Una de las ventajas más interesantes que sin duda ofrece Internet y con ella la edición de blogs, páginas web, redes sociales, etc. etc., etc., es como poco, la de conceder a todos aquellos que la utilizan, la posibilidad de editar de forma inmediata, continua y casi infinita, cualquier tipo de producción que haya salido de sus cerebros. El resultado de todo ello es un producto que a diferencia de lo que venía ocurriendo en el pasado, nunca, jamás y bajo ningun pretexto, dejará de crecer, cambiar y adaptarse a las circunstancias en las cuales por fuerza deba desarrollarse, hecho que nos hace pensar a su vez en la mismísima vida y existencia de las cosas que -para que nos entendamos- esta vez sí son cien por cien "reales".

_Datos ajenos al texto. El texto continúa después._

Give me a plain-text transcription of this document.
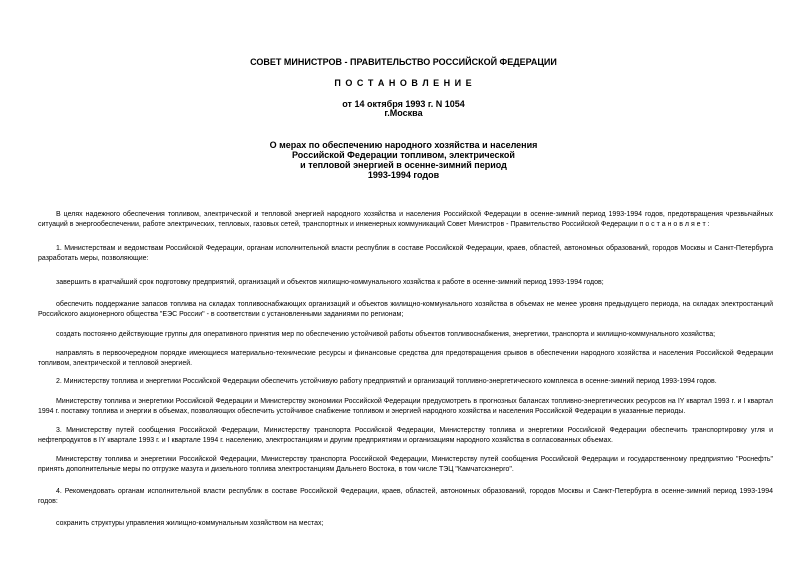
СОВЕТ МИНИСТРОВ - ПРАВИТЕЛЬСТВО РОССИЙСКОЙ ФЕДЕРАЦИИ
П О С Т А Н О В Л Е Н И Е
от 14 октября 1993 г. N 1054
г.Москва
О мерах по обеспечению народного хозяйства и населения
Российской Федерации топливом, электрической
и тепловой энергией в осенне-зимний период
1993-1994 годов

В целях надежного обеспечения топливом, электрической и тепловой энергией народного хозяйства и населения Российской Федерации в осенне-зимний период 1993-1994 годов, предотвращения чрезвычайных ситуаций в энергообеспечении, работе электрических, тепловых, газовых сетей, транспортных и инженерных коммуникаций Совет Министров - Правительство Российской Федерации п о с т а н о в л я е т :

1. Министерствам и ведомствам Российской Федерации, органам исполнительной власти республик в составе Российской Федерации, краев, областей, автономных образований, городов Москвы и Санкт-Петербурга разработать меры, позволяющие:

завершить в кратчайший срок подготовку предприятий, организаций и объектов жилищно-коммунального хозяйства к работе в осенне-зимний период 1993-1994 годов;

обеспечить поддержание запасов топлива на складах топливоснабжающих организаций и объектов жилищно-коммунального хозяйства в объемах не менее уровня предыдущего периода, на складах электростанций Российского акционерного общества "ЕЭС России" - в соответствии с установленными заданиями по регионам;

создать постоянно действующие группы для оперативного принятия мер по обеспечению устойчивой работы объектов топливоснабжения, энергетики, транспорта и жилищно-коммунального хозяйства;

направлять в первоочередном порядке имеющиеся материально-технические ресурсы и финансовые средства для предотвращения срывов в обеспечении народного хозяйства и населения Российской Федерации топливом, электрической и тепловой энергией.

2. Министерству топлива и энергетики Российской Федерации обеспечить устойчивую работу предприятий и организаций топливно-энергетического комплекса в осенне-зимний период 1993-1994 годов.

Министерству топлива и энергетики Российской Федерации и Министерству экономики Российской Федерации предусмотреть в прогнозных балансах топливно-энергетических ресурсов на IY квартал 1993 г. и I квартал 1994 г. поставку топлива и энергии в объемах, позволяющих обеспечить устойчивое снабжение топливом и энергией народного хозяйства и населения Российской Федерации в указанные периоды.

3. Министерству путей сообщения Российской Федерации, Министерству транспорта Российской Федерации, Министерству топлива и энергетики Российской Федерации обеспечить транспортировку угля и нефтепродуктов в IY квартале 1993 г. и I квартале 1994 г. населению, электростанциям и другим предприятиям и организациям народного хозяйства в согласованных объемах.

Министерству топлива и энергетики Российской Федерации, Министерству транспорта Российской Федерации, Министерству путей сообщения Российской Федерации и государственному предприятию "Роснефть" принять дополнительные меры по отгрузке мазута и дизельного топлива электростанциям Дальнего Востока, в том числе ТЭЦ "Камчатскэнерго".

4. Рекомендовать органам исполнительной власти республик в составе Российской Федерации, краев, областей, автономных образований, городов Москвы и Санкт-Петербурга в осенне-зимний период 1993-1994 годов:

сохранить структуры управления жилищно-коммунальным хозяйством на местах;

Este blog de lo que trata por tanto es de aprovechar esos "vericuetos" virtuales, y a partir de ahí equiparar la literatura (en otro lugar pasará lo mismo con la música) a un estado muy próximo a la existencia. A un estado en el cual "como en la vida misma", las cosas puede que un día sean fantásticas y al siguiente no valgan absolutamente nada, pero lo que no pasará nunca es que continuen siendo perezosamente iguales a como lo habían sido siempre. Porque, ¿alguien ha tenido alguna vez el placer de conocer a alguna persona que estuviese totalmente finalizada? O más aún: ¿alguien puede precisar el día y la hora en que tal o cual sentimiento se extinguió para siempre?



miércoles, 2 de noviembre de 2011

I’m still here: el año perdido de Joaquin Phoenix.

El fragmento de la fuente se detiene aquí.